Os jovens que seguem esta via de ensino acabam por ter alguma vantagem na entrada no mercado de trabalho em comparação com os colegas que optam por um curso científico-humanístico. Segundo o relatório Monitor da Educação 2024, os portugueses recém-diplomados do ensino profissional têm uma taxa de emprego que ronda os 77% — ainda assim inferior à média da UE, que foi de 81% em 2023.
Há ainda 22% dos alunos que prosseguem os estudos para o superior (há uma década eram 16%) e têm um contingente especial de acesso, mas que é pouco utilizado.
A meta fixada pelo país na Estratégia Portugal 2030 é ter, em 2030, 55% dos diplomados do ensino secundário pela via profissionalizante. Estamos, por isso, ainda longe do objectivo. Grande parte da oferta deste tipo de ensino está em escolas privadas, que dependem de financiamento público, nomeadamente de fundos comunitários — que chegam muitas vezes com longos atrasos, o que dificulta alguns investimentos.

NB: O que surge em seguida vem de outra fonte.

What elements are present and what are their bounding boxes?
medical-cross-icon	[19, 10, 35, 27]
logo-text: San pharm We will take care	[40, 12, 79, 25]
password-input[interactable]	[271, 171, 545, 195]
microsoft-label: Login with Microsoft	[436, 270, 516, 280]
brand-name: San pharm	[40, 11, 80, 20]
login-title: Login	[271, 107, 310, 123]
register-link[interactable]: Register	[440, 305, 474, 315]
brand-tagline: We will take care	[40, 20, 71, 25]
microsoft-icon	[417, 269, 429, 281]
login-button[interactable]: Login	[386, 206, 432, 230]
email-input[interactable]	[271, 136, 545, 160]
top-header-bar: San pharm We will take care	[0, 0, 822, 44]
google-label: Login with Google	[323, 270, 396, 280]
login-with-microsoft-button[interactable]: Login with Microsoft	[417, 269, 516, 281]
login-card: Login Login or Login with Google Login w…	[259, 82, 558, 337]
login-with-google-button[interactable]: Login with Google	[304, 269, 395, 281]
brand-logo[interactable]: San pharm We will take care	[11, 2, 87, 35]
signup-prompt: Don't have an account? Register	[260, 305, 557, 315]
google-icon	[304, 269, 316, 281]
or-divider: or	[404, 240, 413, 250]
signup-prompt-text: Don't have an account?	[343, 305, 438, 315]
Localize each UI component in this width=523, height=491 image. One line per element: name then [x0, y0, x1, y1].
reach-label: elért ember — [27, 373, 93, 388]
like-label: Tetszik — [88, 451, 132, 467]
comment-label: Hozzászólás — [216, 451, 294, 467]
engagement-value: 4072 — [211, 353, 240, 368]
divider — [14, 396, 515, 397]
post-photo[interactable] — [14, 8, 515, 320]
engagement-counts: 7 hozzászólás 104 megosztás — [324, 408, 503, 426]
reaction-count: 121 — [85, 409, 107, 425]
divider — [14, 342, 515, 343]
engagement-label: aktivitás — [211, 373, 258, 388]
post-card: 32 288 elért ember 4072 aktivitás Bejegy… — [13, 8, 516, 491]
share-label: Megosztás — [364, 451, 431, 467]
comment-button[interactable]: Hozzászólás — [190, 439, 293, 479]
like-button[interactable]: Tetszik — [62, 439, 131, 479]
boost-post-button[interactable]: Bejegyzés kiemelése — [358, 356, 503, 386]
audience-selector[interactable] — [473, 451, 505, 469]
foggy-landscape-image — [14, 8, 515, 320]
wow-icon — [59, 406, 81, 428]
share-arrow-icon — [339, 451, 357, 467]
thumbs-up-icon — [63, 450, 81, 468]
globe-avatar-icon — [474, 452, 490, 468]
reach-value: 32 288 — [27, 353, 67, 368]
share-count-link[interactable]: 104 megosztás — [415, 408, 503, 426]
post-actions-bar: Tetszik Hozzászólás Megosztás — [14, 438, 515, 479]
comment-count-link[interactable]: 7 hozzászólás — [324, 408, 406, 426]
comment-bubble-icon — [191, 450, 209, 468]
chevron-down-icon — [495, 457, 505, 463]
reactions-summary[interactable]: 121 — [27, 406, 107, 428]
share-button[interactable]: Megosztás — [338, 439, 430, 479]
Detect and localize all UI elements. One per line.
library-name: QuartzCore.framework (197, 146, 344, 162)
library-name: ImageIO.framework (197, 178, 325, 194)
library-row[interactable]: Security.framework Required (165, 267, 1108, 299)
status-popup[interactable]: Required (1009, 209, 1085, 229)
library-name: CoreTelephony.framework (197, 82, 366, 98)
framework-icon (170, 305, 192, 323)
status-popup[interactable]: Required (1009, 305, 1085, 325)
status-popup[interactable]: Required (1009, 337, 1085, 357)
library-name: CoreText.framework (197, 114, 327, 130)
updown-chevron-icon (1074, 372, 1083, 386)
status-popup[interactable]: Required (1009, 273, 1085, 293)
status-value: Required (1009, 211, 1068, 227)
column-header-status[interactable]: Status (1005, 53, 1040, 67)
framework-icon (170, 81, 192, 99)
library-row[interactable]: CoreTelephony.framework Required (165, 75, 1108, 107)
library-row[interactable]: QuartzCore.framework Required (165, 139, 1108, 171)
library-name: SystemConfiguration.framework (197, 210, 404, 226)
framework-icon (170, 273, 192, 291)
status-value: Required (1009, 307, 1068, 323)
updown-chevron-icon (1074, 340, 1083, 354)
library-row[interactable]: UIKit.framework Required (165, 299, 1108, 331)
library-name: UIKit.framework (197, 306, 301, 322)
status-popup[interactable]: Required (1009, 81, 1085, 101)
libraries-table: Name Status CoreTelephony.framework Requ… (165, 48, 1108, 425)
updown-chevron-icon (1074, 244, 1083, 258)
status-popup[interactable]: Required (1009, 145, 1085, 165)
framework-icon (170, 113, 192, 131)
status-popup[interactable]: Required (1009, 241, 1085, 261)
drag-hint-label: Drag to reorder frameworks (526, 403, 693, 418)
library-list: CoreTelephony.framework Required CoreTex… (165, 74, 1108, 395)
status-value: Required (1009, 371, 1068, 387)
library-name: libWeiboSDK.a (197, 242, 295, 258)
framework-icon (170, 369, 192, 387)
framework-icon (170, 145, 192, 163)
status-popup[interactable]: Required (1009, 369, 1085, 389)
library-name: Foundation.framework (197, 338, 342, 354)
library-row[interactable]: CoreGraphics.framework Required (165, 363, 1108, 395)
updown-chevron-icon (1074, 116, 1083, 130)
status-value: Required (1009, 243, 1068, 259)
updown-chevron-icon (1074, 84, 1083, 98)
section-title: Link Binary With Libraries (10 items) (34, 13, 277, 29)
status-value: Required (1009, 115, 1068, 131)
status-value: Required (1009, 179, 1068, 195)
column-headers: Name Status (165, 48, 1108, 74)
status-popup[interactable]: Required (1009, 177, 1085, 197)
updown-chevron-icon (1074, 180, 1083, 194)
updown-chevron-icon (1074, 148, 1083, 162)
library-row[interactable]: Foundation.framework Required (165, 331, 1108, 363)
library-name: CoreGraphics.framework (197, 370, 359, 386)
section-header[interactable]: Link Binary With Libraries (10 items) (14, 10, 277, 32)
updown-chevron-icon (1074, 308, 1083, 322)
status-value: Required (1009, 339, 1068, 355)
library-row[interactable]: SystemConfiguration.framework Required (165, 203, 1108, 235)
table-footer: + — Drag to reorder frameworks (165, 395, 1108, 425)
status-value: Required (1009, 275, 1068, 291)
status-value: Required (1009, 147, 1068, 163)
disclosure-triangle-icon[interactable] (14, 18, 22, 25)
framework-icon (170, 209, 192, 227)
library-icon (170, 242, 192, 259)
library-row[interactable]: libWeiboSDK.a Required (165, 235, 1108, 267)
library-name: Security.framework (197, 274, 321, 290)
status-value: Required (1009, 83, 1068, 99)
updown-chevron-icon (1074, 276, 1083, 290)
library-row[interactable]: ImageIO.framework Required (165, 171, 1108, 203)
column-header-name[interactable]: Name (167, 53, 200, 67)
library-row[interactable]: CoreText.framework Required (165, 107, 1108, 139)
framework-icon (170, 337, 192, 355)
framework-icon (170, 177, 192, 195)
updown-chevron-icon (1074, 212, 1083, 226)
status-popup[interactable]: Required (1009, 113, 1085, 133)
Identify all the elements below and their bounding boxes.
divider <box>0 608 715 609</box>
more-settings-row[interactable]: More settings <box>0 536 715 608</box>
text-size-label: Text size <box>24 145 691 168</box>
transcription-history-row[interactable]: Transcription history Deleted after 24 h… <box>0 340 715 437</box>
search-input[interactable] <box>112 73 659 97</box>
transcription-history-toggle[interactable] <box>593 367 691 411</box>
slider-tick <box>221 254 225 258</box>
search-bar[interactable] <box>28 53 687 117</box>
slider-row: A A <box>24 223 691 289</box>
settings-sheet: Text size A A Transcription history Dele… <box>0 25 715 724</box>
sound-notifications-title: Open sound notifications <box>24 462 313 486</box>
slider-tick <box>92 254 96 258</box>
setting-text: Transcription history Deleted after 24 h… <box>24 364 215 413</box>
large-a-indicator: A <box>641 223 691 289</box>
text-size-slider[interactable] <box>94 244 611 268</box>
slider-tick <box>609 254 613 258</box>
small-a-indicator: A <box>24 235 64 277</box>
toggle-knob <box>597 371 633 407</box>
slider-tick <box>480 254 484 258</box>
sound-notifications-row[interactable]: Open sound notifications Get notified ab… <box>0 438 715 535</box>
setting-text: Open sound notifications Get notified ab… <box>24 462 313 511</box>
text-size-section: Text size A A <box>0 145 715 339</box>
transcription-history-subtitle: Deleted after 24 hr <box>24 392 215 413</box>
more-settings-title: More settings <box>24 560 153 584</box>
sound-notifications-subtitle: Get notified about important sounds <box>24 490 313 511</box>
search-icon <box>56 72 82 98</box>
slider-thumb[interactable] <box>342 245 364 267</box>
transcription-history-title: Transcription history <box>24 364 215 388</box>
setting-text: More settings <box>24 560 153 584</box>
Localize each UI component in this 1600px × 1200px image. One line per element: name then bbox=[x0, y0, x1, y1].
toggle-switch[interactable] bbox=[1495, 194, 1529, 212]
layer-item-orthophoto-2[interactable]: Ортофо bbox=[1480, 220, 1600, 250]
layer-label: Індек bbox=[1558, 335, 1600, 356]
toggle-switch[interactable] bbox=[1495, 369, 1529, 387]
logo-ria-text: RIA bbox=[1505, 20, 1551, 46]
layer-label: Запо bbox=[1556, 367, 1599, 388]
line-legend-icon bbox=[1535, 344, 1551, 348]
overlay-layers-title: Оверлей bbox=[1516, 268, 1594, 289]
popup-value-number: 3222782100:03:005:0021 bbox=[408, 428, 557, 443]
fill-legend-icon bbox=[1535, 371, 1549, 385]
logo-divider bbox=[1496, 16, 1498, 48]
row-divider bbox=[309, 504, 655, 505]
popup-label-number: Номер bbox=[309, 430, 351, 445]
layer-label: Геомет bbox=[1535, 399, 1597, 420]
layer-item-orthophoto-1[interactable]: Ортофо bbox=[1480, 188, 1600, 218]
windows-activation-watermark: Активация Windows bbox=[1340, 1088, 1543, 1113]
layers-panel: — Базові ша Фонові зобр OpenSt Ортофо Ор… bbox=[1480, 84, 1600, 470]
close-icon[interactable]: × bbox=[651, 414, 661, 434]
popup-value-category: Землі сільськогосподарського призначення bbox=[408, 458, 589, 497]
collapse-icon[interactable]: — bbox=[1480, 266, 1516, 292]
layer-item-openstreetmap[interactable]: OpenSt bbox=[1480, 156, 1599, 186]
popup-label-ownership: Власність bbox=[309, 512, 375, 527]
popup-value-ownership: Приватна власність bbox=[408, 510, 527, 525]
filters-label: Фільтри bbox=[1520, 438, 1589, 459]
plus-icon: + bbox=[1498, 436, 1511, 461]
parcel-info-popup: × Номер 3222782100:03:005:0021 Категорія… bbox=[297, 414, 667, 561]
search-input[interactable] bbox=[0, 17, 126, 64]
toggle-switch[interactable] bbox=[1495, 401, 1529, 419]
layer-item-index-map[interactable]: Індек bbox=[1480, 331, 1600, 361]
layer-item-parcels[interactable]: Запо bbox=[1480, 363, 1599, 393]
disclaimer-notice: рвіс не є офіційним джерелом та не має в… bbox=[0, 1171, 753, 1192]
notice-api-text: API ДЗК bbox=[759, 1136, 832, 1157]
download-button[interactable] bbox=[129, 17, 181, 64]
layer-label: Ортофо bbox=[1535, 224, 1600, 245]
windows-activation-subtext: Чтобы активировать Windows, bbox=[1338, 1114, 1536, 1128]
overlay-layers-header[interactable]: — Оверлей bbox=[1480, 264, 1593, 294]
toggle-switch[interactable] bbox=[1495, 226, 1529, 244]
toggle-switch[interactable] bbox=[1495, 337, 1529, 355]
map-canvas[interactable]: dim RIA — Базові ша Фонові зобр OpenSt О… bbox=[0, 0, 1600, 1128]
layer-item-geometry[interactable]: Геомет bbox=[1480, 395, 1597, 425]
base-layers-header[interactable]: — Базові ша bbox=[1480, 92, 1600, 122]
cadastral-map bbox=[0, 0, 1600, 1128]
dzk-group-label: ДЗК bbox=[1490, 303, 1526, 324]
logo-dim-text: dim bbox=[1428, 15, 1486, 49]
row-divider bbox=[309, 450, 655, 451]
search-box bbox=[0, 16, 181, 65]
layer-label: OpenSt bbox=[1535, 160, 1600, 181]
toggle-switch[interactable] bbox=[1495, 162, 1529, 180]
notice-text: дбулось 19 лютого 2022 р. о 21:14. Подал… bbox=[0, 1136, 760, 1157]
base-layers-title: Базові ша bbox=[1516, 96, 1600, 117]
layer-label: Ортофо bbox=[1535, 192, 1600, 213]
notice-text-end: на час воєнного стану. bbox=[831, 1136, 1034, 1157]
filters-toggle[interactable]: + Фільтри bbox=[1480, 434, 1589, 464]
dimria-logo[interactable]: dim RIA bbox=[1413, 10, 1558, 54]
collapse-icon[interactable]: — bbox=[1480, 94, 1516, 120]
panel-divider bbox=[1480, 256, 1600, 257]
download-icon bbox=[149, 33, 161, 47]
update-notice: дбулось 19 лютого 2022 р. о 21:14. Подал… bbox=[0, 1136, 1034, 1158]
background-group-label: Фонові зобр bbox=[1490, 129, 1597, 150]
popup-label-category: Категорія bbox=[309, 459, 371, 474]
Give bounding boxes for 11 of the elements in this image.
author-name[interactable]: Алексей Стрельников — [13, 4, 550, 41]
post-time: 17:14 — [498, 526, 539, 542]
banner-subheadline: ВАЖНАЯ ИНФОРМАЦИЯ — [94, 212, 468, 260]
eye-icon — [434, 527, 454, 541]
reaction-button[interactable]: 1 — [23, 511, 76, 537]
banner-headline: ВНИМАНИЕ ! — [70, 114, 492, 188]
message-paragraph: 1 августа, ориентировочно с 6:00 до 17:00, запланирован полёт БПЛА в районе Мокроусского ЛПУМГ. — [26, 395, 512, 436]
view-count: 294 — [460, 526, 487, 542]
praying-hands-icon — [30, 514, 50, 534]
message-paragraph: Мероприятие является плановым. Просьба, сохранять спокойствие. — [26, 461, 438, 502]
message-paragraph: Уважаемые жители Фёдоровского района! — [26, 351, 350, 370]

O Plano de Recuperação e Resiliência (PRR) tem centenas de milhões de euros para criar 365 centros tecnológicos especializados, que permitirão reequipar as escolas profissionais com oferta nas áreas da indústria, da informática, do digital e das energias renováveis. Mas isso não bastará para cumprir a meta.
“O país necessita de um ensino artístico especializado e de um ensino profissional plenamente inseridos no sistema de educação e formação, e não como meras alternativas ao impropriamente chamado ensino regular”, alerta o Conselho Nacional de Educação. Só assim conseguirá atrair mais alunos, com perfis e objectivos mais diversos — e não ser relegado para um ensino que perpetua desigualdades.